All that said, given the trajectory of the season and this episode's implicit acknowledgement of COVID-19 in The Good Doctor's now-post-COVID world, via Lim's growing struggle arising from her pandemic experiences, it reflected well, I thought, the substantial additional burden that everyone in healthcare environments, especially frontline doctors and nurses, is shouldering now - and may live with the negative effects of, for the rest of their lives, in many cases.
I think that the correlation in time, and specifically (perhaps by a visual flashback instead of largely just audio) making it clear, now or in the future, Lim's thread is highly related to the pandemic is an important part of the chronology the creators missed here. Making it much more obviously post-COVID, through a few casual conversational interchanges early in the episode, would have been easily done. My thought on this might perhaps have helped another reviewer who appears angry (disproportionately, IMO) that this work of fiction fails to continue in the same timeframe the rest of us still dwell day-to-day, during a worldwide pandemic.
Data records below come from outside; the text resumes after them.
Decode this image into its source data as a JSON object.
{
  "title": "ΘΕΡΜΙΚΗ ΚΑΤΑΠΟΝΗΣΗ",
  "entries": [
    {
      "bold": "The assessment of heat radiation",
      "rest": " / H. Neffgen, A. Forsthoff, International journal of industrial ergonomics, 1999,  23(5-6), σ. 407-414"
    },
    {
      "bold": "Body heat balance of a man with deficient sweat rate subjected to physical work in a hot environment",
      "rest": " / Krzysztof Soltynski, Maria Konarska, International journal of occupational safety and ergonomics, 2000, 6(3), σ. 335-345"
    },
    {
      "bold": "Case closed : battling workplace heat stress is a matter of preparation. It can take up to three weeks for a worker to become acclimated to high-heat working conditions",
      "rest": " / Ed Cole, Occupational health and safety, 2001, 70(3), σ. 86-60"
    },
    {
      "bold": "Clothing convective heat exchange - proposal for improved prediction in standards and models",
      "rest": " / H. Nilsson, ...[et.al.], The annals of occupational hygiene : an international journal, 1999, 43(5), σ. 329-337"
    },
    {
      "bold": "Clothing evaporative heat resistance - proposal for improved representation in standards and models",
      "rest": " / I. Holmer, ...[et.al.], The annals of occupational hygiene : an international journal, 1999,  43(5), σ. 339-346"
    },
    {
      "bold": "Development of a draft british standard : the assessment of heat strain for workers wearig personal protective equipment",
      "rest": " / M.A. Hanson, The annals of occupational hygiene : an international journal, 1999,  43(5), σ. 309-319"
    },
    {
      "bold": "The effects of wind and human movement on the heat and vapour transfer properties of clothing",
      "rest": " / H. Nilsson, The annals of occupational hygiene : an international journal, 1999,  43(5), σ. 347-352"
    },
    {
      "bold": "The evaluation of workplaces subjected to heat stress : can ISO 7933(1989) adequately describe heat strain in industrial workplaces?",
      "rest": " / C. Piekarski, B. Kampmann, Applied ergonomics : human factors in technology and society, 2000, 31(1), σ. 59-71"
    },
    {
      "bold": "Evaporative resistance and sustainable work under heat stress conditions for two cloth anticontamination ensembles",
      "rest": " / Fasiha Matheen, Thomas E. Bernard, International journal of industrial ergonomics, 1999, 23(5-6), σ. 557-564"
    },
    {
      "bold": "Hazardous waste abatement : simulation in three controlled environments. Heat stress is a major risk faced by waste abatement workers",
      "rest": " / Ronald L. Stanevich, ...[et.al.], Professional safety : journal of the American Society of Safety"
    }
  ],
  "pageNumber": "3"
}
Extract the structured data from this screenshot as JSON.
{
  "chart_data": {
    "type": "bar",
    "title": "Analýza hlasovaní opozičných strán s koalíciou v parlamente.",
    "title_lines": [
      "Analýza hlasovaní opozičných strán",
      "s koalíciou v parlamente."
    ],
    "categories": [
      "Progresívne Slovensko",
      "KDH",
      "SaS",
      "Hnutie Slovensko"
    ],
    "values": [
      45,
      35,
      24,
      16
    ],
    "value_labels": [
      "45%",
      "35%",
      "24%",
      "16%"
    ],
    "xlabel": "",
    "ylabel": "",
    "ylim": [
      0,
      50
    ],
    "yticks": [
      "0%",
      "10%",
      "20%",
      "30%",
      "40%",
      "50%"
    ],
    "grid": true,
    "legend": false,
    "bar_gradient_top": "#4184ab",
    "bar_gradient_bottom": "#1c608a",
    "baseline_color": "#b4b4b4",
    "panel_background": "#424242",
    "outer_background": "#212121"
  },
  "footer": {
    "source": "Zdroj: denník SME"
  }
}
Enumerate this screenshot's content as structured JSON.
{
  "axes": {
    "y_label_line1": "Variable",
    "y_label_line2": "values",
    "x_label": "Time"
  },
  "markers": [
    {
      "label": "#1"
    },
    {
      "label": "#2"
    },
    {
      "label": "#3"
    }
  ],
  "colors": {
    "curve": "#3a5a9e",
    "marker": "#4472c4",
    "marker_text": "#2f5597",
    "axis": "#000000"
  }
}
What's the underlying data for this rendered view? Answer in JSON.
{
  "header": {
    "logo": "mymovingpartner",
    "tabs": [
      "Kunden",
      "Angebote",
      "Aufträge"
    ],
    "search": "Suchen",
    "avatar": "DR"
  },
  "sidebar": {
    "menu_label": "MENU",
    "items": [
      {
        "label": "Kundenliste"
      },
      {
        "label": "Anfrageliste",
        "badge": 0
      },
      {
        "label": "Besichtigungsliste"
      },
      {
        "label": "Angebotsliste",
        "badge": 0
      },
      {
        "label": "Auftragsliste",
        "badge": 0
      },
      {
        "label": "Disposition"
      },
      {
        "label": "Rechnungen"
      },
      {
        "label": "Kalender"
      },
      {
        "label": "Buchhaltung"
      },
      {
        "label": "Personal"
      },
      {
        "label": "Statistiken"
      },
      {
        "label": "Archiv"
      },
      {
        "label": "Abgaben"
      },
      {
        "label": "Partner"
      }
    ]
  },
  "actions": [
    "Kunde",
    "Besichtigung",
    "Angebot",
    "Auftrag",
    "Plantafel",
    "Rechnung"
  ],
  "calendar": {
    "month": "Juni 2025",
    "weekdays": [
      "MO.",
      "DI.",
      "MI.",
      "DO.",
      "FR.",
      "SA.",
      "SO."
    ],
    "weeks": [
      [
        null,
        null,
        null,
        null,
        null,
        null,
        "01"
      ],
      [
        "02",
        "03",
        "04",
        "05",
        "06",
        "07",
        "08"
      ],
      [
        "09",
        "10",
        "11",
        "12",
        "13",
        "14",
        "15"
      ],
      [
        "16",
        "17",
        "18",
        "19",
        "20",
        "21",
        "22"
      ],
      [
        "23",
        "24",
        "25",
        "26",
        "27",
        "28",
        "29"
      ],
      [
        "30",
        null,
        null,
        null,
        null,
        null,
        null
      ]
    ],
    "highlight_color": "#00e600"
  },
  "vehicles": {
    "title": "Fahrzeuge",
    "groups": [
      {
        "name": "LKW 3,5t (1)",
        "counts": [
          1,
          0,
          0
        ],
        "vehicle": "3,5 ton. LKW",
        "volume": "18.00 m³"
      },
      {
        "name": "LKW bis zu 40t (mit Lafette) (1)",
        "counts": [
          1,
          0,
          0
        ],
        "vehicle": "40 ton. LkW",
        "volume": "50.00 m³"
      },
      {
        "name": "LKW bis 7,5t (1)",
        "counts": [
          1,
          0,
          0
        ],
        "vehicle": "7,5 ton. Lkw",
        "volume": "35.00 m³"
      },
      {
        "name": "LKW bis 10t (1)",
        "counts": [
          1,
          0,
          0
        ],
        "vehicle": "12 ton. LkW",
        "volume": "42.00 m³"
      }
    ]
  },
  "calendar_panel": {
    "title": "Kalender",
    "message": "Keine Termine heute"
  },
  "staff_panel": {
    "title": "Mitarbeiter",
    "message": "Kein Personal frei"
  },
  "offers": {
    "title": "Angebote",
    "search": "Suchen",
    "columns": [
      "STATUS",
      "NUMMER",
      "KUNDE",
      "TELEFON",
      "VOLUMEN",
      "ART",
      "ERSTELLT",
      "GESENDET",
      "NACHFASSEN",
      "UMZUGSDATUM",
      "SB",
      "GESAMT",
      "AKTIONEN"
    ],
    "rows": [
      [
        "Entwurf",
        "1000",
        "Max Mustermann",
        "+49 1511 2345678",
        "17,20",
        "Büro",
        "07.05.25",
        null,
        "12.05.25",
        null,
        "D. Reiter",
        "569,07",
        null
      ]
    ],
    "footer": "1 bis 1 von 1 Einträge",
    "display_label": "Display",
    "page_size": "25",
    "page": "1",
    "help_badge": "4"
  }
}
I, for one, am really grateful that this show decided to largely leave the pandemic behind. Some of us appreciate not being bombarded with the same stress we are living, with seeing horror stories at every turn in what is supposed, mainly, to entertain us.
All that said, my final thought to share is that the PTSD portrayal didn't go quite far enough to substantiate the commonality of the stress responses to trauma the many subplots and characters involved in them displayed. Many viewers simply won't "get the message," I suspect. And that represents missed opportunity.